The Nickel is celebrating its one-year anniversary today. Last year, an overhaul of the Hotel Teatro reconfigured the previous restaurants in the space — the posh, Euro-style Restaurant Kevin Taylor and Prima — into a more inviting, almost rustic, dining room and bar. The menu from executive chef Chris Thompson is inviting, too, combining wood-fired cooking, international influences (particularly Italian) and local sourcing — a major element in the chef's philosophy of putting the freshest, highest-quality ingredients on the plate.

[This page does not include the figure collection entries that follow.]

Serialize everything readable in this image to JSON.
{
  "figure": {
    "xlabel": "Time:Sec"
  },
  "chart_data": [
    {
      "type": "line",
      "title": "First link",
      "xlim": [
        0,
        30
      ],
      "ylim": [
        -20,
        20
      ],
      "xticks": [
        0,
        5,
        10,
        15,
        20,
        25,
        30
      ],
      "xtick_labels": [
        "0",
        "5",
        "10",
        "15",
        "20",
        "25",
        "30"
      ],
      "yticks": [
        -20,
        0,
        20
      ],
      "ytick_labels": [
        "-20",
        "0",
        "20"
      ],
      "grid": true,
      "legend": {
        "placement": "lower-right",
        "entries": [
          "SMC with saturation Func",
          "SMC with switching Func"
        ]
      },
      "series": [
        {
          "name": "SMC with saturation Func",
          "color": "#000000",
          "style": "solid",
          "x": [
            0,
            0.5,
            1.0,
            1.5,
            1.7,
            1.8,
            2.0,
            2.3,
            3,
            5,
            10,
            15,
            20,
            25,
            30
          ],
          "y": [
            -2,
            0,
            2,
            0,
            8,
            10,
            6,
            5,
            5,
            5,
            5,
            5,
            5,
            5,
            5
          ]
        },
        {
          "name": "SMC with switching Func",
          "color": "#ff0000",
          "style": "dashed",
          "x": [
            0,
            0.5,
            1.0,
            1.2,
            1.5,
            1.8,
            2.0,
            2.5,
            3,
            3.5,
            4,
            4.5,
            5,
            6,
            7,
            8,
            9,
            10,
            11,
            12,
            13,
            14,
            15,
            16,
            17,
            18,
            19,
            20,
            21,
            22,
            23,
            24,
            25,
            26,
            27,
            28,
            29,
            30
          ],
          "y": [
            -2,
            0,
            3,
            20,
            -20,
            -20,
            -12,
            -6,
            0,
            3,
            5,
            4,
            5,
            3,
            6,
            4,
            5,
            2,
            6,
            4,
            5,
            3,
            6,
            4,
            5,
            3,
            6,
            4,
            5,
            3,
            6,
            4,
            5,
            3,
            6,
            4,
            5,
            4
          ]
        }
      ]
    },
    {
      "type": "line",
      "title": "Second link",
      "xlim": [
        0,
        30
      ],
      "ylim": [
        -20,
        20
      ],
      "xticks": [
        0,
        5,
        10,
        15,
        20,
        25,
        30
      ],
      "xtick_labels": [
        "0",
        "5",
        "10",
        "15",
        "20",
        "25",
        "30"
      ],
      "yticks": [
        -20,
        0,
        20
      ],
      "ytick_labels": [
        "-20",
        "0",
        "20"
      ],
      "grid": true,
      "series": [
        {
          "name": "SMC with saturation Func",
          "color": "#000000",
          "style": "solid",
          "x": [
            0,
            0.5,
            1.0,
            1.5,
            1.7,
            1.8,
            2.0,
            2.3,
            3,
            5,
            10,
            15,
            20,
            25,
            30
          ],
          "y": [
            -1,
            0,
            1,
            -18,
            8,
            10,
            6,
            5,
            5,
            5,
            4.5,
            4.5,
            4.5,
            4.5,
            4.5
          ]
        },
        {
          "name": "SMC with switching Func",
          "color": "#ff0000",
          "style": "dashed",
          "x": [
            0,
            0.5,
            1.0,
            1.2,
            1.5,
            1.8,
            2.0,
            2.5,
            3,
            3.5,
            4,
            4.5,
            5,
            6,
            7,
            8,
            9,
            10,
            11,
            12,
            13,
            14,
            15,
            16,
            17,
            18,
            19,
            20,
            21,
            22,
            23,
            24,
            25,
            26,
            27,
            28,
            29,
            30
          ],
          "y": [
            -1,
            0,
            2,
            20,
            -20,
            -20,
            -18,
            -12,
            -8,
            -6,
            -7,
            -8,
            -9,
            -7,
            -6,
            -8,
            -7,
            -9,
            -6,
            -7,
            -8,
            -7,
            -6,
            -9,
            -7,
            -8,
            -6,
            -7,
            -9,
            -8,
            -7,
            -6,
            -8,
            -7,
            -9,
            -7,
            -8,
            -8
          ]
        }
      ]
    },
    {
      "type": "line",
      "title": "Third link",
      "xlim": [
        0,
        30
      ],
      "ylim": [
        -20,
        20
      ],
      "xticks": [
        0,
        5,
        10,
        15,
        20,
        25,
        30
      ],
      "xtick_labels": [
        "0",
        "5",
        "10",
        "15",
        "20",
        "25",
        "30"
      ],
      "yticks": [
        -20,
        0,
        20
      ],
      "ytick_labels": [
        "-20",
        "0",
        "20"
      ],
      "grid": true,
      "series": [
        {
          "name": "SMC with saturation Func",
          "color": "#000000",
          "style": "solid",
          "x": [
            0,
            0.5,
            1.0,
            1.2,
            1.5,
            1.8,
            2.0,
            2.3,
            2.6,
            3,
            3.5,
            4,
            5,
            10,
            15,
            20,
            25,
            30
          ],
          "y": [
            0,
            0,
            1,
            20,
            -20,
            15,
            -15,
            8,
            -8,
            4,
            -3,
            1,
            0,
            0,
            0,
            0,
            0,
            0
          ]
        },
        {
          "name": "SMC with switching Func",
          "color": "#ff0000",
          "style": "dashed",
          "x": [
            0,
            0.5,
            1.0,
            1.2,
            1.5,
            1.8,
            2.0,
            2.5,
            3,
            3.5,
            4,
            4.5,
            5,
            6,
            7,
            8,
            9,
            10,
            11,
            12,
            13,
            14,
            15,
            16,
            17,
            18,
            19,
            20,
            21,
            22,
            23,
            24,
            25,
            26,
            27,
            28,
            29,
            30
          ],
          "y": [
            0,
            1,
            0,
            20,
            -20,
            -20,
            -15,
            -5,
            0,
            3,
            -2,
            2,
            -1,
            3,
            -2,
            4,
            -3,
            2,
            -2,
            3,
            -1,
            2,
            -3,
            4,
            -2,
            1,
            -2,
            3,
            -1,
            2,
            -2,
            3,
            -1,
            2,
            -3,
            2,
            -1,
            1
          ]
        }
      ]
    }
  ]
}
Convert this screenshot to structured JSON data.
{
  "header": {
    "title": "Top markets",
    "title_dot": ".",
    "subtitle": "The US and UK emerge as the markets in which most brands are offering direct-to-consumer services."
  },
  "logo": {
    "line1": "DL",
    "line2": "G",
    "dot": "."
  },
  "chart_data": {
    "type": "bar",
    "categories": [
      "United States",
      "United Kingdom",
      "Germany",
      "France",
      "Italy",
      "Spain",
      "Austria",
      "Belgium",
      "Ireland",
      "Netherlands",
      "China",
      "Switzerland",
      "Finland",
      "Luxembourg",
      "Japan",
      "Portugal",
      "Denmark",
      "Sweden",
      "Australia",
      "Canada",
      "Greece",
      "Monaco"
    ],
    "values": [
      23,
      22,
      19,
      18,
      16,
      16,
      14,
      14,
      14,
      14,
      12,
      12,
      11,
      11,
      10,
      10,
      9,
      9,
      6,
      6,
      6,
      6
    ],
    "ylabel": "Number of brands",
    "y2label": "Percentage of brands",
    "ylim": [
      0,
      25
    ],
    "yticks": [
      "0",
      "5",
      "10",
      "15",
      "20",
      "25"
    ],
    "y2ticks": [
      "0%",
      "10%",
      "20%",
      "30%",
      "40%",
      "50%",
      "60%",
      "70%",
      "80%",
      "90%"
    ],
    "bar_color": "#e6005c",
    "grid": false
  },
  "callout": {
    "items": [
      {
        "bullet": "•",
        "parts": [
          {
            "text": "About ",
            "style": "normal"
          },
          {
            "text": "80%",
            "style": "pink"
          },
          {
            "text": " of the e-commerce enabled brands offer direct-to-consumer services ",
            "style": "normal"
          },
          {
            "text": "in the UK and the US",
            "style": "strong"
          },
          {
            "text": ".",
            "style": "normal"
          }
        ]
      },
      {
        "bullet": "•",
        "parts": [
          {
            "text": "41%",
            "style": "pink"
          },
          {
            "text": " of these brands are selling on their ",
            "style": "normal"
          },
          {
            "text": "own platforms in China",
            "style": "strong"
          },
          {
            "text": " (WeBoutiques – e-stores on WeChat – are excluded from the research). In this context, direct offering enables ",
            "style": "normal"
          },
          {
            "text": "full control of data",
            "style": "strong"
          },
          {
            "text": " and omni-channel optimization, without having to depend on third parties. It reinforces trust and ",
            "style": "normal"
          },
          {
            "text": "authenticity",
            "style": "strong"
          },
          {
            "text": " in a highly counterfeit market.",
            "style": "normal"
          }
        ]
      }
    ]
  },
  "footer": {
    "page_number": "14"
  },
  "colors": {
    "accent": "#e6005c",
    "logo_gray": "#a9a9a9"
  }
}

Thompson moved to Denver from San Francisco to open the Nickel, and from the moment he got here he worked to build relationships with local food producers so that he could feature Colorado on the menu. That's a tough task for a hotel restaurant, where balancing high volume with exceptional quality means finding producers who can provide the volume of products needed without compromising flavor or production methods.

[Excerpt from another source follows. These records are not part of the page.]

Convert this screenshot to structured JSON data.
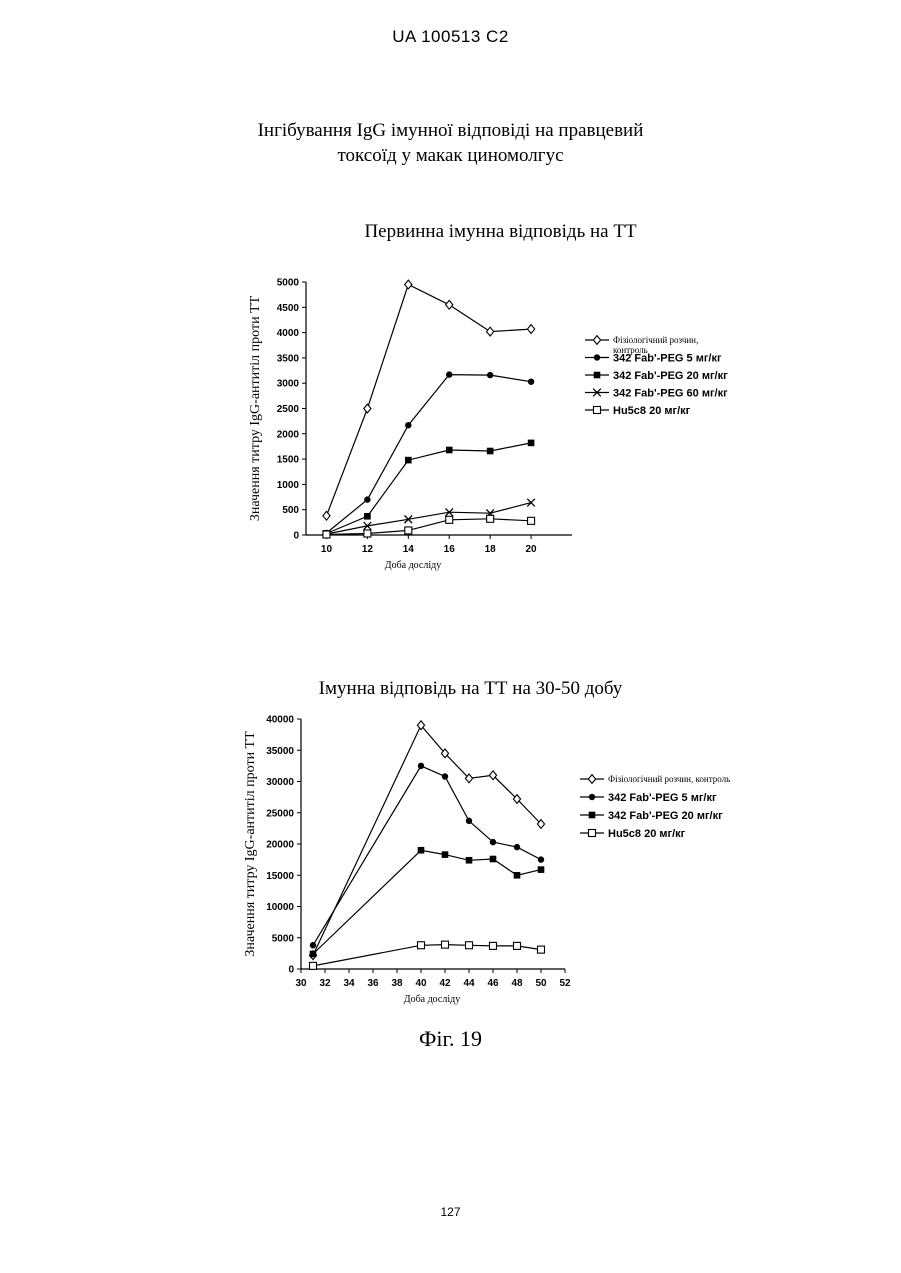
{
  "header": "UA   100513   C2",
  "title_line1": "Інгібування IgG імунної відповіді на правцевий",
  "title_line2": "токсоїд у макак циномолгус",
  "page_number": "127",
  "figure_label": "Фіг. 19",
  "chart_data": [
    {
      "type": "line",
      "title": "Первинна імунна відповідь на ТТ",
      "xlabel": "Доба досліду",
      "ylabel": "Значення титру IgG-антитіл проти ТТ",
      "x_ticks": [
        10,
        12,
        14,
        16,
        18,
        20
      ],
      "y_ticks": [
        0,
        500,
        1000,
        1500,
        2000,
        2500,
        3000,
        3500,
        4000,
        4500,
        5000
      ],
      "xlim": [
        9,
        22
      ],
      "ylim": [
        0,
        5000
      ],
      "grid": false,
      "legend_position": "right",
      "series": [
        {
          "name": "Фізіологічний розчин, контроль",
          "marker": "diamond-open",
          "x": [
            10,
            12,
            14,
            16,
            18,
            20
          ],
          "y": [
            380,
            2500,
            4950,
            4550,
            4020,
            4070
          ]
        },
        {
          "name": "342 Fab'-PEG 5 мг/кг",
          "marker": "circle-filled",
          "x": [
            10,
            12,
            14,
            16,
            18,
            20
          ],
          "y": [
            40,
            700,
            2170,
            3170,
            3160,
            3030
          ]
        },
        {
          "name": "342 Fab'-PEG 20 мг/кг",
          "marker": "square-filled",
          "x": [
            10,
            12,
            14,
            16,
            18,
            20
          ],
          "y": [
            30,
            370,
            1480,
            1680,
            1660,
            1820
          ]
        },
        {
          "name": "342 Fab'-PEG 60 мг/кг",
          "marker": "x",
          "x": [
            10,
            12,
            14,
            16,
            18,
            20
          ],
          "y": [
            20,
            180,
            310,
            450,
            430,
            640
          ]
        },
        {
          "name": "Hu5c8 20 мг/кг",
          "marker": "square-open",
          "x": [
            10,
            12,
            14,
            16,
            18,
            20
          ],
          "y": [
            10,
            30,
            90,
            300,
            320,
            280
          ]
        }
      ]
    },
    {
      "type": "line",
      "title": "Імунна відповідь на ТТ на 30-50 добу",
      "xlabel": "Доба досліду",
      "ylabel": "Значення титру IgG-антитіл проти ТТ",
      "x_ticks": [
        30,
        32,
        34,
        36,
        38,
        40,
        42,
        44,
        46,
        48,
        50,
        52
      ],
      "y_ticks": [
        0,
        5000,
        10000,
        15000,
        20000,
        25000,
        30000,
        35000,
        40000
      ],
      "xlim": [
        30,
        52
      ],
      "ylim": [
        0,
        40000
      ],
      "grid": false,
      "legend_position": "right",
      "series": [
        {
          "name": "Фізіологічний розчин, контроль",
          "marker": "diamond-open",
          "x": [
            31,
            40,
            42,
            44,
            46,
            48,
            50
          ],
          "y": [
            2200,
            39000,
            34500,
            30500,
            31000,
            27200,
            23200
          ]
        },
        {
          "name": "342 Fab'-PEG 5 мг/кг",
          "marker": "circle-filled",
          "x": [
            31,
            40,
            42,
            44,
            46,
            48,
            50
          ],
          "y": [
            3800,
            32500,
            30800,
            23700,
            20300,
            19500,
            17500
          ]
        },
        {
          "name": "342 Fab'-PEG 20 мг/кг",
          "marker": "square-filled",
          "x": [
            31,
            40,
            42,
            44,
            46,
            48,
            50
          ],
          "y": [
            2400,
            19000,
            18300,
            17400,
            17600,
            15000,
            15900
          ]
        },
        {
          "name": "Hu5c8 20 мг/кг",
          "marker": "square-open",
          "x": [
            31,
            40,
            42,
            44,
            46,
            48,
            50
          ],
          "y": [
            500,
            3800,
            3900,
            3800,
            3700,
            3700,
            3100
          ]
        }
      ]
    }
  ]
}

"It's been an uphill battle, but we've made a lot of progress," says Thompson, who continues to build his network of farmers, ranchers and other food producers. "Each time I visit the farmers' market, I find something more exceptional than the last."
Those Colorado suppliers include Fresh Point Produce, Wisdom Natural Poultry, the Grateful Bread Company, Emma Farms and Boulder Lamb, to name just a few. Thompson has challenged his crew to keep ideas as well as produce fresh. "My goal is not duplicating anything we did last summer and continuing to be innovative," he explains.
Among the new dishes he's particularly proud of is a lamb saddle loin and belly with Thai green curry, miso-rubbed eggplant and roasted romanesco. For the Nickel's anniversary, he's offering a three-course dinner that includes dry-aged beef tartare from Western Daughters Butcher Shoppe with puffed beef tendon and a salt-cured egg yolk, and cobia with pole beans and chorizo.
Staff retention has helped the Nickel maintain consistency, he says even as the kitchen talent pool continues to be stretched thin by the deluge of new restaurants. "A certain amount are poached off by new chefs," he admits, "but the ones who get it, they're the ones who stick around." With at least 50 percent of his team still on board from opening day, Thompson says, he's been able to keep heading for the goals he set when he took the job a year ago.
Tonight's three-course menu runs $50 a person and comes with a free cocktail if you tell your server "Happy Birthday."